My mother, sisters and I (and all our kids) are severely near-sighted. ‘Last I heard, second only to Mom, my eyes are the worst. (Interestingly, God gave me a keen olfactory! I always say, “I can’t see for beans, but I sure smell good.”)
But my Coke-bottle glasses aren’t my only vision problem. If you’re a reader of this blog even as just a daily minute, I’m sure the cohesiveness hasn’t escaped you: this whipped pup has recently emerged from a long, unlit tunnel. I feel like God has accelerated my peripheral vision, and clicked on the high beams.
Ps. 119:105 Thy word is a lamp unto my feet, and a light unto my path.
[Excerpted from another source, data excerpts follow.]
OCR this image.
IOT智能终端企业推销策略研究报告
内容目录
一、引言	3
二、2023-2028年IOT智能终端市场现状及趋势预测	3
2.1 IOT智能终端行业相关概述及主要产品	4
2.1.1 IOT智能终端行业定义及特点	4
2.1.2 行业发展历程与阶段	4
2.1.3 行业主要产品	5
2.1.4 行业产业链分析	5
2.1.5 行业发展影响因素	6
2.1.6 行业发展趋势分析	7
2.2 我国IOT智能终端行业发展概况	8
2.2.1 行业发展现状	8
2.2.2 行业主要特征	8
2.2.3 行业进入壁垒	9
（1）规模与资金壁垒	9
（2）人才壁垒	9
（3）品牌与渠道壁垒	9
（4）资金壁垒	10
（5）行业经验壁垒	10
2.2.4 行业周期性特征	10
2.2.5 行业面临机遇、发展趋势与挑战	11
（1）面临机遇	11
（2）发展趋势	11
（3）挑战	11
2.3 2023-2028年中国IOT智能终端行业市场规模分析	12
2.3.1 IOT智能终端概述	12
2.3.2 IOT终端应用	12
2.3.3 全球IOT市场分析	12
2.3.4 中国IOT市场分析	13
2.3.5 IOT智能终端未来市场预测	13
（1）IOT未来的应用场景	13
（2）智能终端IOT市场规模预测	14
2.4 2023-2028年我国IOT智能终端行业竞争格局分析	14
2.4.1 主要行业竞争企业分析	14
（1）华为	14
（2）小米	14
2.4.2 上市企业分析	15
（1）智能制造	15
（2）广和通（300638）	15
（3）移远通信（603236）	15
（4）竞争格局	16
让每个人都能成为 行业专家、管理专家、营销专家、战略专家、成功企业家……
Oh, no worries: I haven’t been walking in the darkness, per se. And it does occur to me that the more I learn, the clearer it is that I know relatively little. But God’s Word tells us that Satan attires himself as an angel of light. We do well, on our pilgrim path, to look into the distance—to ascertain the source of the rays. Quite some time ago, I started stubbing my toes. I was in the light (Praise God!), but I couldn’t see the forest for the trees. Before long, I started bumping into walls, going in circles—and didn’t know why. I just thank God that He didn’t leave me on that road.
Ps. 18:36 Thou hast enlarged my steps under me, that my feet did not slip.
As for the time spent, I can’t blame anybody but myself (‘much as I’d like to). Each morning, before I can even depart from my bedside, I need those spectacles; without those babies, I dare not even traverse to the bathroom. You’d think that I could see clearly that trusting in faulty information put me in far worse danger than merely stubbing my toes on a dresser.